Lacerda reclamava, diversas vezes, do baixo grau de profissionalização do
jornalismo. Segundo ele, o Brasil era:
O jornalismo não deveria, entretanto, ser julgado por esses profissionais, que não
passavam de suas “aves de luxo”. Eles se formavam nas salas de visita, enquanto os
verdadeiros jornalistas se faziam nas redações, “com as misérias que lhe são próprias,
mas não com essa que vem de fora”. Apesar de usar adjetivos fortes como “sarnoso” e
“perebento” para se referir ao mundo da imprensa, Lacerda não encarava a corrupção
como intrínseca ao jornalismo, mas como algo externo, que a contaminava.
“Mas escolher a notícia que vai e a que, já que não cabem num jornal
todas as notícias, não deverá sair, é uma tarefa delicada. Em suma, se
qualquer um pode dar uma notícia, uma notícia verdadeira só pode
dá-la um verdadeiro jornalista, que para isso seja também um homem
verdadeiro” (grifo nosso).
A verdadeira notícia era aquela que fornecia um quadro da realidade sobre a qual
os homens poderiam atuar. E o verdadeiro jornalista era aquele que, visando
constantemente a melhoria da sociedade, era capaz de fornecer aos leitores essa notícia
verdadeira. O jornalismo verdadeiro era, enfim, aquele que levava à ação, aquele que,
através da crítica, mobilizava a opinião pública e impulsionava a reforma da sociedade.
A noção de verdade estava aqui ancorada em uma ética (a do homem verdadeiro) e seus
princípios subjetivistas e relativistas não eram questionados.
Lacerda discutia a questão da fala autorizada. “Se qualquer um pode dar uma
notícia, uma notícia verdadeira só pode dá-la um verdadeiro jornalista” afirmava ele. A
linguagem jornalística sofria, aqui, uma restrição, que pode ser resumida pela famosa
máxima foucaultiana: qualquer pessoa não pode dizer qualquer coisa, em qualquer lugar
e em qualquer circunstância. Apenas alguns sujeitos, previamente reconhecidos, têm
direito de falar e ouvir, escrever e ler, em lugares e circunstâncias predeterminados, com
conteúdos e formas já autorizados.
Citamos, neste mesmo capítulo, um depoimento de Lacerda na revista PN, na qual
ele afirmava que só o profissional podia fazer jornalismo, porque só o profissional sabia
imbuir-se do espírito do jornal em que se encontrava. Mas o profissionalismo
pressupunha o compartilhamento de uma base cognitiva; pressupunha algum tipo de saber
formalizado. E tanto Lacerda sabia disto que, além de escrever um dos primeiros manuais
de redação do jornalismo brasileiro, criou uma “escolinha” na redação do seu jornal para
ensinar aos seus empregados as regras do jornalismo moderno.
A construção de uma autoimagem legitimadora se fazia necessária sobretudo em
um contexto de descrédito e desmoralização da imprensa. Lacerda procura chamar
atenção para este quadro, apontando casos de subvenção e corrupção. “Aqui a imprensa
é, quase sempre, temida. Respeitada ela é quase nunca. Chega-se a bater na barriga da
imprensa, aceitá-la à mesa – mas não se a estima”, afirmou ele.

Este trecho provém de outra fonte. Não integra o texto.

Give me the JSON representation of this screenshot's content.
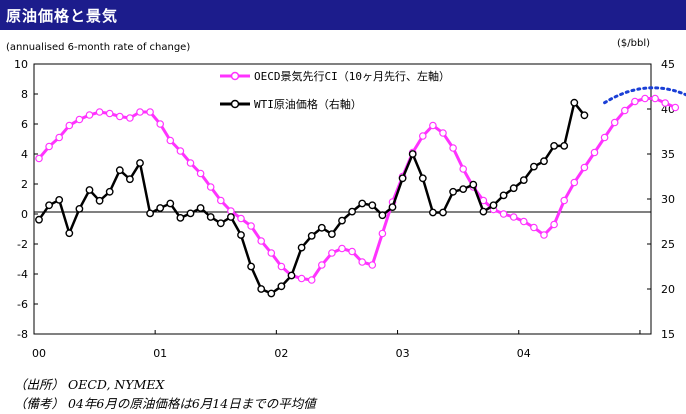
{
  "header": {
    "title": "原油価格と景気"
  },
  "notes": {
    "source": "（出所） OECD, NYMEX",
    "remark": "（備考） 04年6月の原油価格は6月14日までの平均値"
  },
  "chart_data": {
    "type": "line",
    "left_unit": "(annualised 6-month rate of change)",
    "right_unit": "($/bbl)",
    "x_ticks": [
      "00",
      "01",
      "02",
      "03",
      "04"
    ],
    "left_ylim": [
      -8,
      10
    ],
    "left_ticks": [
      "10",
      "8",
      "6",
      "4",
      "2",
      "0",
      "-2",
      "-4",
      "-6",
      "-8"
    ],
    "right_ylim": [
      15,
      45
    ],
    "right_ticks": [
      "45",
      "40",
      "35",
      "30",
      "25",
      "20",
      "15"
    ],
    "colors": {
      "oecd": "#ff33ff",
      "wti": "#000000",
      "forecast": "#1a3fd6"
    },
    "legend": {
      "placement": "top-center"
    },
    "series": [
      {
        "name": "OECD景気先行CI（10ヶ月先行、左軸）",
        "axis": "left",
        "values": [
          3.7,
          4.5,
          5.1,
          5.9,
          6.3,
          6.6,
          6.8,
          6.7,
          6.5,
          6.4,
          6.8,
          6.8,
          6.0,
          4.9,
          4.2,
          3.4,
          2.7,
          1.8,
          0.9,
          0.2,
          -0.3,
          -0.8,
          -1.8,
          -2.6,
          -3.5,
          -4.1,
          -4.3,
          -4.4,
          -3.4,
          -2.6,
          -2.3,
          -2.5,
          -3.2,
          -3.4,
          -1.3,
          0.8,
          2.5,
          4.1,
          5.2,
          5.9,
          5.4,
          4.4,
          3.0,
          1.8,
          0.9,
          0.3,
          0.0,
          -0.2,
          -0.5,
          -0.9,
          -1.4,
          -0.7,
          0.9,
          2.1,
          3.1,
          4.1,
          5.1,
          6.1,
          6.9,
          7.5,
          7.7,
          7.7,
          7.4,
          7.1
        ]
      },
      {
        "name": "WTI原油価格（右軸）",
        "axis": "right",
        "values": [
          27.7,
          29.3,
          29.9,
          26.2,
          28.9,
          31.0,
          29.8,
          30.8,
          33.2,
          32.2,
          34.0,
          28.4,
          29.0,
          29.5,
          27.9,
          28.4,
          29.0,
          28.0,
          27.3,
          28.0,
          26.0,
          22.5,
          20.0,
          19.5,
          20.3,
          21.5,
          24.6,
          25.9,
          26.8,
          26.1,
          27.6,
          28.6,
          29.5,
          29.3,
          28.2,
          29.1,
          32.3,
          35.0,
          32.3,
          28.5,
          28.5,
          30.8,
          31.1,
          31.6,
          28.6,
          29.3,
          30.4,
          31.2,
          32.1,
          33.6,
          34.2,
          35.9,
          35.9,
          40.7,
          39.3
        ]
      },
      {
        "name": "",
        "axis": "right",
        "values": [
          40.7,
          42.6,
          40.4
        ]
      }
    ]
  }
}
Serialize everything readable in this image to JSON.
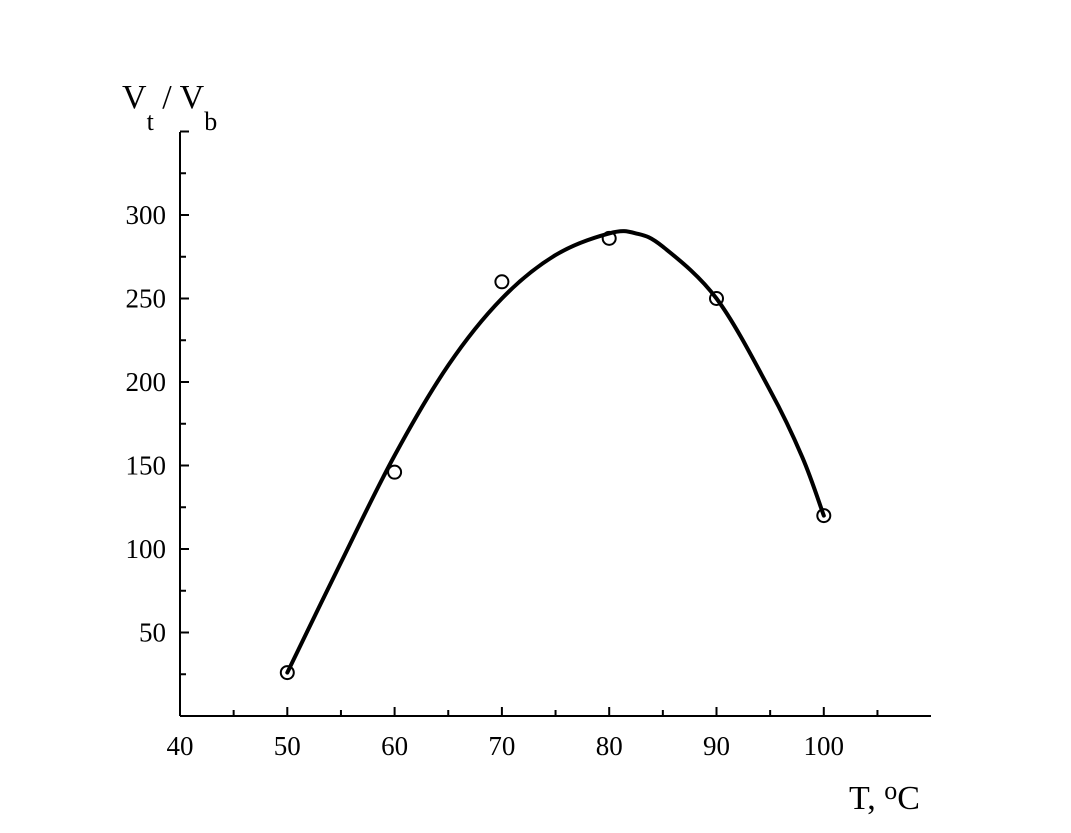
{
  "chart_data": {
    "type": "scatter",
    "title": "",
    "ylabel": {
      "main": "V",
      "sub1": "t",
      "sep": " / V",
      "sub2": "b"
    },
    "xlabel": {
      "prefix": "T, ",
      "sup": "o",
      "suffix": "C"
    },
    "xlim": [
      40,
      110
    ],
    "ylim": [
      0,
      350
    ],
    "x_ticks": [
      "40",
      "50",
      "60",
      "70",
      "80",
      "90",
      "100"
    ],
    "y_ticks": [
      "50",
      "100",
      "150",
      "200",
      "250",
      "300"
    ],
    "grid": false,
    "series": [
      {
        "marker": "open-circle",
        "points": [
          {
            "x": 50,
            "y": 26
          },
          {
            "x": 60,
            "y": 146
          },
          {
            "x": 70,
            "y": 260
          },
          {
            "x": 80,
            "y": 286
          },
          {
            "x": 90,
            "y": 250
          },
          {
            "x": 100,
            "y": 120
          }
        ]
      },
      {
        "marker": "none",
        "style": "smooth-fit-curve",
        "points": [
          {
            "x": 50,
            "y": 26
          },
          {
            "x": 55,
            "y": 92
          },
          {
            "x": 60,
            "y": 156
          },
          {
            "x": 65,
            "y": 210
          },
          {
            "x": 70,
            "y": 250
          },
          {
            "x": 75,
            "y": 276
          },
          {
            "x": 80,
            "y": 289
          },
          {
            "x": 82.5,
            "y": 289
          },
          {
            "x": 85,
            "y": 281
          },
          {
            "x": 90,
            "y": 250
          },
          {
            "x": 95,
            "y": 195
          },
          {
            "x": 98,
            "y": 155
          },
          {
            "x": 100,
            "y": 120
          }
        ]
      }
    ],
    "colors": {
      "line": "#000000",
      "marker": "#000000",
      "background": "#ffffff"
    }
  }
}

Lacerda parecia perceber que a corrupção tinha um papel estrutural na imprensa
dos anos 1950, que estava associada a próprias limitações da sua dimensão empresarial e
que, portanto, algumas vezes, independia das escolhas pessoais de seus agentes.
“(...) nem tudo o que há de errado acontece por querer. Uma das
condições de fraqueza da nossa imprensa consiste em que ela ignora,
com as exceções de costume, os seus custos de produção. Tem, por
isso, tabelas de publicidade e uma economia toda ela cheia de
rombos.”
A idéia da responsabilidade social da imprensa (sua missão) parece ter sido tão
fundamental quanto a da objetividade na construção da identidade dos jornalistas. O
processo de profissionalização foi marcado por discurso tecnicista, mas também
essencialmente político, seja no sentido defendido por Carlos Lacerda, da intervenção na
realidade social, seja no sentido defendido por Jânio de Freitas (citado anteriormente), de
isenção frente os interesses partidários. De forma ou de outra, buscava-se ancorar a
atividade jornalística em algum tipo de deontologia que a tornasse uma profissão,
legitimamente reconhecida como tal.
Trabalhava-se com a idéia de uma possível harmonia ou de uma constante tensão
entre a lógica do jornalismo como profissão (objetividade e responsabilidade social) e a
lógica da empresa jornalística (busca pela audiência e lucratividade).